Au lendemain d’une ouverture solennelle, l’atelier fondateur de l’Académie Virtuelle du CAMES (AVI-CAMES) est entré ce mardi 21 avril 2026 dans sa phase technique. Répartis en commissions thématiques, les experts des 14 pays membres ont jeté les bases juridiques et économiques de cette institution appelée à révolutionner l’enseignement supérieur dans l’espace CAMES.

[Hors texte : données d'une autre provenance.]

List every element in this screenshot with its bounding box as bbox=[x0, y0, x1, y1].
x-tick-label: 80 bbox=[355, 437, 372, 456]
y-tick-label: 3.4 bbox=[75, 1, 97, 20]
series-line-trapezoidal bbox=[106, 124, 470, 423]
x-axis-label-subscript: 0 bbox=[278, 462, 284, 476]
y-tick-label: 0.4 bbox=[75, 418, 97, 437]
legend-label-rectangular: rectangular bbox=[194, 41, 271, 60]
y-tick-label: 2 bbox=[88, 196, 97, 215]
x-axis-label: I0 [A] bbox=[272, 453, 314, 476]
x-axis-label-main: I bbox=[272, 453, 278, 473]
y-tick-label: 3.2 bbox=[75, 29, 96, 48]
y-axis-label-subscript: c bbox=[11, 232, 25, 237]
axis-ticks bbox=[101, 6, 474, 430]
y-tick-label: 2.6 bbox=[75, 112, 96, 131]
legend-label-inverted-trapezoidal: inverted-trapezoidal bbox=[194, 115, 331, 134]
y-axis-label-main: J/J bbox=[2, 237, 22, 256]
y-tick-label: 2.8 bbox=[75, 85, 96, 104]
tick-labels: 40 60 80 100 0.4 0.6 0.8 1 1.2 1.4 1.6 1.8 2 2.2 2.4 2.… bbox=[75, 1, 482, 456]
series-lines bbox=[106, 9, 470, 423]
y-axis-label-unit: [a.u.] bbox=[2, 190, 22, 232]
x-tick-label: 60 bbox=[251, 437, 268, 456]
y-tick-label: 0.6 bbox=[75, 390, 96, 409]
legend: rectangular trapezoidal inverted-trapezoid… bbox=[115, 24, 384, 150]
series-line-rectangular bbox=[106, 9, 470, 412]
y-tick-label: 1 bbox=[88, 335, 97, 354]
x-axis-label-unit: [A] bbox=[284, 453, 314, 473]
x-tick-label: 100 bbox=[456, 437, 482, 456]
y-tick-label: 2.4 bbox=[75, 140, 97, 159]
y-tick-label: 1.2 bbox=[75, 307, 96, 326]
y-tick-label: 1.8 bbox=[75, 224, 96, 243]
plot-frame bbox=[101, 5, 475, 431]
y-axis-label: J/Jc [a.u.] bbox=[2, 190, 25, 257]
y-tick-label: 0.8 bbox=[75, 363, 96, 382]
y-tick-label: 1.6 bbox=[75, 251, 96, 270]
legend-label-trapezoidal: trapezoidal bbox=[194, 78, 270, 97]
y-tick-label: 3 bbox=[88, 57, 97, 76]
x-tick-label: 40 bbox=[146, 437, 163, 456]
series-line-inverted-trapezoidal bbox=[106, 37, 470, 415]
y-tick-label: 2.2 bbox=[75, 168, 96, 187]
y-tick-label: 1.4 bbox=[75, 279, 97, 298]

Gouvernance et financement : les piliers de la pérennité
La journée a été marquée par une activité intense au sein de la commission « Gouvernance et textes ». Les experts se sont penchés sur l’harmonisation des mécanismes stratégiques du Conseil d’administration. L’objectif est clair : doter l’institution de comités agiles et de textes robustes pour garantir un fonctionnement fluide et transparent.
Parallèlement, la commission « Modèle économique » a exploré de nouvelles pistes de financement. Loin d’une simple dépendance aux cotisations étatiques, la réflexion s’oriente vers la valorisation commerciale des résultats de l’innovation et de la recherche. Ce virage stratégique vise à assurer à l’AVI-CAMES une autonomie financière indispensable à ses ambitions.
L’innovation numérique au cœur de l’offre de services

Le volet opérationnel a été au centre des débats concernant les services scientifiques et pédagogiques. Les participants ont analysé les moyens techniques nécessaires pour déployer les offres de l’Académie.
Mise en œuvre des services : Étude des plateformes numériques pour héberger les contenus éducatifs.
Programmes statutaires : Intégration de la recherche scientifique et de l’innovation comme vecteurs de rayonnement international.
Standardisation : Harmonisation des programmes pour une reconnaissance mutuelle des diplômes virtuels.
Vers une académie virtuelle « efficace et intégrée »
Cette deuxième journée témoigne d’une réelle volonté politique de transformer l’essai. Les avancées enregistrées dans la structuration de l’AVI-CAMES prouvent que les acteurs de l’enseignement supérieur sont prêts à relever le défi de la massification par le numérique.
Comme l’a rappelé le secrétaire général lors des travaux, l’enjeu est de bâtir un outil au service du développement, capable de propulser l’excellence africaine sur la scène mondiale. Les travaux se poursuivent avec l’élaboration de la feuille de route finale pour la période 2026-2027.